Bottom bracket drop and chainstay length are two factors that you’d expect to change throughout the size range of a model.
“Identical bottom bracket heights across the size range are a red flag, as are identical chainstay lengths across the size range. That means that the designer hasn’t really taken into account how centre of gravity changes as the bike gets bigger and smaller. Obviously if you’ve got a short chainstay on a large frame you’ve put the rider’s centre of gravity further back than on a smaller frame,” says Bowman Cycles’ Neil Webb.
“Chainstays that are the same across the size range are usually a sign of a brand saving money by using one chainstay mould. This is particularly common on the new dropped seat stay bikes we’re seeing a lot of – because the whole rear end is then made in a single mould.”
How do brands go about designing geometry?
We asked Giant’s Design Manager Erik Klemm, to describe how the team at the Taiwanese brand goes about creating a brand new geometry.
“We start by leveraging our pro racers and global partners to allow us to reach our target riders and obtain the correct insights. We observe the market and summarize riding postures, and then begin the geometry draft.
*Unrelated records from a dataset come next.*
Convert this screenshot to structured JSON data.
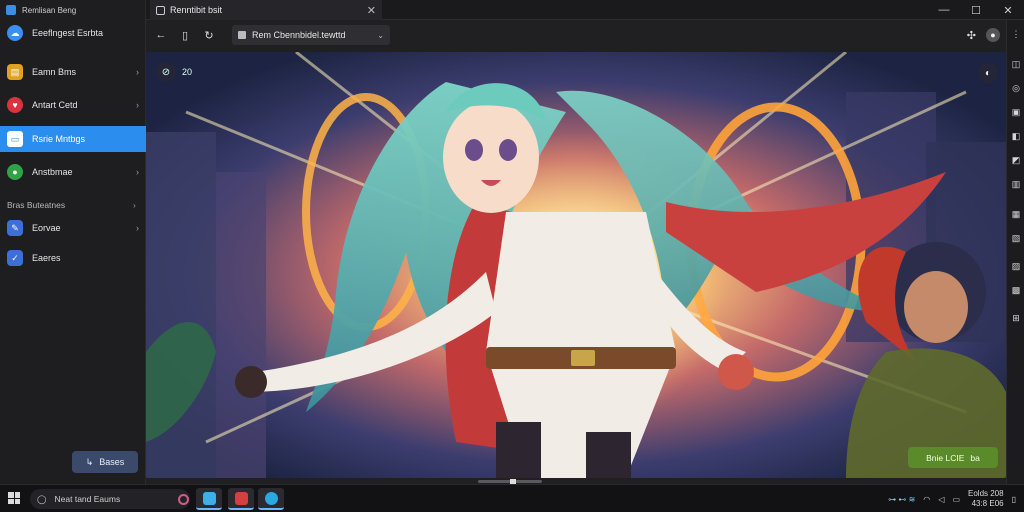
{
  "browser": {
    "tab_title": "Renntibit bsit",
    "tab_close": "✕",
    "window_controls": [
      "—",
      "☐",
      "✕"
    ],
    "nav": {
      "back": "←",
      "address_text": "Rem  Cbennbidel.tewttd"
    },
    "toolbar_icons": [
      "puzzle-icon",
      "profile-icon"
    ]
  },
  "sidebar": {
    "app_title": "Remlisan Beng",
    "items": [
      {
        "label": "Eeeflngest Esrbta",
        "icon": "blue-cloud-icon",
        "color": "#3b8ff0",
        "chevron": ""
      },
      {
        "label": "Eamn Bms",
        "icon": "yellow-box-icon",
        "color": "#e2a11e",
        "chevron": "›"
      },
      {
        "label": "Antart Cetd",
        "icon": "red-heart-icon",
        "color": "#d8333f",
        "chevron": "›"
      },
      {
        "label": "Rsrie Mntbgs",
        "icon": "window-icon",
        "color": "#ffffff",
        "chevron": ""
      },
      {
        "label": "Anstbmae",
        "icon": "green-circle-icon",
        "color": "#2fa447",
        "chevron": "›"
      },
      {
        "label": "Eorvae",
        "icon": "blue-pen-icon",
        "color": "#3c6fd8",
        "chevron": "›"
      },
      {
        "label": "Eaeres",
        "icon": "blue-check-icon",
        "color": "#3c6fd8",
        "chevron": ""
      }
    ],
    "section_label": "Bras Buteatnes",
    "section_chevron": "›",
    "bottom_button": "Bases",
    "bottom_button_icon": "↳"
  },
  "image_overlay": {
    "badge_text": "20",
    "badge_icon": "⊘",
    "corner_icon": "◐",
    "pill_text": "Bnie LCIE",
    "pill_suffix": "ba"
  },
  "taskbar": {
    "search_text": "Neat tand Eaums",
    "search_icon": "◯",
    "tray_text": "⊶ ⊷ ≋",
    "time_line1": "Eolds 208",
    "time_line2": "43:8 E06"
  },
  "colors": {
    "accent": "#2b8ded",
    "pill_green": "#5b8a2b",
    "sidebar_bg": "#1e1e21"
  }
}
“Initial geometry points revolve around the bottom-bracket height, wheel size and suspension requirements. Head angles and fork offsets come next, allowing us to assign nimble or stable steering. Then, we define other attributes like trunk angle, shoulder angle, knee angle – relating to the rider style and dimensions on a particular bike.
“We then build the prototypes and modify the geometry after field tests. After the process of trial and error, we can define true geometries for the brand new bikes.”
“The Designer and Engineers working on new designs use a set geometry that has been agreed upon by our merchandising team. They actually have several geometries they must manage since we create multiple sized frames for each model. That data is transferred from our product planning sheet into our Siemens NX CAD software. This provides a foundation for the designer to work off of. Think of it like a skeleton 2D sketch on a particular layer.
“From this, all the 3D surfacing and shaping is based. If updates to the geometry are made mid-project, the software can usually update the shaping to reflect these changes. We actually build mathematical excel charts that allow the designer to plug this into the software. This particularly comes in handy when we need to propagate numerous sizes of frames. The software is able to reshape the frame based on these new numbers without starting from scratch.”
The distinction between fit and handling
Neil Webb is the Founder, MD and Head of Product at British brand Bowman Cycles – he says that each customer is guided through the process, which always starts with handling.
“There’s two sides to geometry – geometry for fit, and geometry for handling. They’re exceptionally separate conversations.
“If you’re deciding on a new bike, start by looking at it from a handling perspective. Compare the bottom bracket height, wheelbase, and the relationship between the front centre and the chainstays with a bike you know you like. If those are similar, then head angle, fork rake and trail are similar, you will know it will be a similar feeling bike.
“Once you’ve decided on a model, then you start looking at what size you need.
“With any Bowman customer that comes to us, what we want to do is get them on a bike that handles how it’s designed to handle. Of course, a customer could ride a 56cm frame with a 140cm stem on it, but you can only put so much weight over the front end before it stops handling as well as it was designed to. We start by making sure they’re looking at the right frame for their goal, and then also trying to get the right size from for them, based on what we wanted to achieve from a design perspective in terms of weight balance.”
There are some great tools that you can use to help you compare fits and geometry – such as bikeinsights.com.